I keep a list of my all-time 107 favorite movies and Breaking Away is number 14, but that is only because they are listed alphabetically. If I limited the list to movies about bicycling, it would rank number one. At our house, the popularity of Breaking Away spans three generations. My Dad and my father-in-law love it, as does my daughter Zoe. I can’t count how many times I’ve seen the movie and know most of the lines by heart.
As part of this year’s Eroica California, I got to watch the movie again at the Fremont Theater in San Luis Obispo, California. The audience was packed with cyclists, including a couple wearing “Cutters” t-shirts, and a few Japanese fans. The star actor, Dennis Christopher was there for a reception and Q & A following the movie. Hearing him talk gave me some insight into how the movie was made.
Christopher was originally cast as Cyril (played by Daniel Stern), but after Christopher read in Italian during rehearsal, he was given the lead role.

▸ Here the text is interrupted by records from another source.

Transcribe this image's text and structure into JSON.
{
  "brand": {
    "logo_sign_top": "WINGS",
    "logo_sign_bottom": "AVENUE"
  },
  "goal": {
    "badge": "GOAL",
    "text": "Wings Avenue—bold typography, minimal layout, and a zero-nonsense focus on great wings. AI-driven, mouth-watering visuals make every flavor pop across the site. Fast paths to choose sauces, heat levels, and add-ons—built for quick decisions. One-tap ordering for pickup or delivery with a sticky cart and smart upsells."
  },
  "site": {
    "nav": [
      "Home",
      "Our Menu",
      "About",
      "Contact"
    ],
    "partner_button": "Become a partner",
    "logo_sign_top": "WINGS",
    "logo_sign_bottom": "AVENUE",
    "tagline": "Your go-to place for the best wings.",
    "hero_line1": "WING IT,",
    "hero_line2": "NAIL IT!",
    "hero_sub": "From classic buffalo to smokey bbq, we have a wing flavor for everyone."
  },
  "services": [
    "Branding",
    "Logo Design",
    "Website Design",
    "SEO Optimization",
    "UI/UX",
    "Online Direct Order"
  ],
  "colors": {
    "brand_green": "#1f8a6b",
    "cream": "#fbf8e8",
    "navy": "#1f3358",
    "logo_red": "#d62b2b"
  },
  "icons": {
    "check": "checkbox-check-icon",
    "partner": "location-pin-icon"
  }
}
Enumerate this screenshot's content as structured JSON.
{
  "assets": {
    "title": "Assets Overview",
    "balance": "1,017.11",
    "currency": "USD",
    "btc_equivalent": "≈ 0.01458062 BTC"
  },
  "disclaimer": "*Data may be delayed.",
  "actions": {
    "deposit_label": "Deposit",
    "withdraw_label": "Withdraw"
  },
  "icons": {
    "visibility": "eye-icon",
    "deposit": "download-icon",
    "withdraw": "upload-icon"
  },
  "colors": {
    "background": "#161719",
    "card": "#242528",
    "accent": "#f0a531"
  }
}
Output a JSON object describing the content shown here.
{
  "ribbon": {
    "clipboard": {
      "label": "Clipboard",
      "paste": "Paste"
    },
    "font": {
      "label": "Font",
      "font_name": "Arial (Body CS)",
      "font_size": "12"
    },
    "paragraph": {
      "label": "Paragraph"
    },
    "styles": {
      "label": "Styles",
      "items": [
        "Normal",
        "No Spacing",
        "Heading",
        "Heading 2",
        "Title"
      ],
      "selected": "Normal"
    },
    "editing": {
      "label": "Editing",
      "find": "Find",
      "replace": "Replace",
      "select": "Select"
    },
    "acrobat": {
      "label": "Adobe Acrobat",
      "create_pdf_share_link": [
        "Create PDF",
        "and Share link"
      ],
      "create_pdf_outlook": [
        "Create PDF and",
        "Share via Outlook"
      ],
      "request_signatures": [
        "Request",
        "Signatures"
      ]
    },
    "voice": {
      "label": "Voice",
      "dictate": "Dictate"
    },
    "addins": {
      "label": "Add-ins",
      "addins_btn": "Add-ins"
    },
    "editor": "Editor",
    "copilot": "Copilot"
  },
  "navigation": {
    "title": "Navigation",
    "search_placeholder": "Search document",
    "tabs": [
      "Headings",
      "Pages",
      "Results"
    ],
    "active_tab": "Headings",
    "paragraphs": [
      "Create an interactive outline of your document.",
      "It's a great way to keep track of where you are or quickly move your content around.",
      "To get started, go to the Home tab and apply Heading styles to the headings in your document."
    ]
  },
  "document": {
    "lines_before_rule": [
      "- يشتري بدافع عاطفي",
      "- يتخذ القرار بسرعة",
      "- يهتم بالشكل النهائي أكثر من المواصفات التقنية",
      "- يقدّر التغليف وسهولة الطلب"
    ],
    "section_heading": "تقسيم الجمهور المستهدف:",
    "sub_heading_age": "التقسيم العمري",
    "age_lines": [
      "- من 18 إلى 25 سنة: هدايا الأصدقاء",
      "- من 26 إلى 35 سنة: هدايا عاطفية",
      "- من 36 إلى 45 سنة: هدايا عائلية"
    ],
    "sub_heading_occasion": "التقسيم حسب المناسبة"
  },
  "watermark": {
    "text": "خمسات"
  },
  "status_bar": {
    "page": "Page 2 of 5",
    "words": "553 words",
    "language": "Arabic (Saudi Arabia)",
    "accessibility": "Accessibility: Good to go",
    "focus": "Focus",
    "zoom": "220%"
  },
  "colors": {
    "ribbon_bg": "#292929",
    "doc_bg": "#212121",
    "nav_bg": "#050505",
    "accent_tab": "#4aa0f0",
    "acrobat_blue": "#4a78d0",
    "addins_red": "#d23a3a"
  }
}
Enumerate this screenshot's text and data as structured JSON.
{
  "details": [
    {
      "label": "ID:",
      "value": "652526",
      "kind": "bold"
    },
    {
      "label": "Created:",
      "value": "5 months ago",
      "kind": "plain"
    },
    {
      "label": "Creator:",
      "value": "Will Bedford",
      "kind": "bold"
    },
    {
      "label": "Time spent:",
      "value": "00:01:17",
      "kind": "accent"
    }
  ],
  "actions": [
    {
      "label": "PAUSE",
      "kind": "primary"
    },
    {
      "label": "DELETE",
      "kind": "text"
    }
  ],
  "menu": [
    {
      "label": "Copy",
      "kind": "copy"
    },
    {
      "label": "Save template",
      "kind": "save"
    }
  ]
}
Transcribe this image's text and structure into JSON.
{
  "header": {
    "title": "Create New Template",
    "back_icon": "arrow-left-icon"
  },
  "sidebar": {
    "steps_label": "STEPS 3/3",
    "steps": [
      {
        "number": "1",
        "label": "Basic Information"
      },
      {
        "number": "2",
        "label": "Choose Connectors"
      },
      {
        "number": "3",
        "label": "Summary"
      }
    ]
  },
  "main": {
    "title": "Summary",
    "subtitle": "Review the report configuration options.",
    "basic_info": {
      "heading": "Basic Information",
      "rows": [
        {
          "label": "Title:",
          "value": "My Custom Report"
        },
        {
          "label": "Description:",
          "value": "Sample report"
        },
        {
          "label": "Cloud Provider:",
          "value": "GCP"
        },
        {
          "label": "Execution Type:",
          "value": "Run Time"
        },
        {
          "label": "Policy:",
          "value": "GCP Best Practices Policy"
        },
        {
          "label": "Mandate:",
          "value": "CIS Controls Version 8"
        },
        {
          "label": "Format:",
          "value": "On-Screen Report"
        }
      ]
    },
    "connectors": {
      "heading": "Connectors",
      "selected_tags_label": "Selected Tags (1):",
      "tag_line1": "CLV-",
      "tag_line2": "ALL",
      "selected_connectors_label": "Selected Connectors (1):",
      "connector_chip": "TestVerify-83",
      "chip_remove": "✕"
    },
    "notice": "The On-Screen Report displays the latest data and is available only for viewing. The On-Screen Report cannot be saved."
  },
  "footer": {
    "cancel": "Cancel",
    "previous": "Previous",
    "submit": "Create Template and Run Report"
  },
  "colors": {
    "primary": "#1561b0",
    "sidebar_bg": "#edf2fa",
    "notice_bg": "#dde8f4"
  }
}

Christopher said that the movie was originally titled, “Bambino,” and the way the script was originally penned, it was more a movie about an American kid wanting to be Italian to pick up girls in clubs (sort of like Saturday Night Fever), than a movie about family and cycling. Christopher says that he talked the director into changing the script—arguing that part of Dave Stoller’s motivation for wanting to be Italian because he was an only child and wanted a bigger family. Wardrobe had gathered a bunch of “Guido” clothes, which no longer worked with the changed script, so they flew Dennis Christopher’s actual clothes to the set for him to wear during filming.
In the racing scene where the Italians stick a pump in the spokes of Dave’s bike, the stunt man falls on a mattress buried on the road shoulder. The pump was actually a lead pipe painted to look like a Silca. There was a wire attached to the bike’s fork so the bike stuntman could be pulled to fall in the right spot. The scene had to be filmed twice.
As for Dennis Christopher’s cycling training for the movie, he mostly observed and mimicked the posture, facial expressions, and handling skills of a professional rider that had been hired as a consultant. The two rode side by side to prepare for the cycling scenes, but not until Christopher made it to Indiana. Christopher was stuck finishing another movie and was two-weeks late getting to the Breaking Away set in Bloomington. He said he kept getting boxes sent to him, including a Masi bicycle, while he was still working on the set of the other film.
I’ve always considered the film a quintessential coming-of-age story for the four young men at the center of the story, but Christopher elaborated on this idea, saying that “all of the characters grow up, including Dave’s parents.”
The day after the screening, Dennis Christopher came to the Eroica event we generously signed some movie stills (see photos above) and memorabilia for me at the Masi tent in Paso Robles.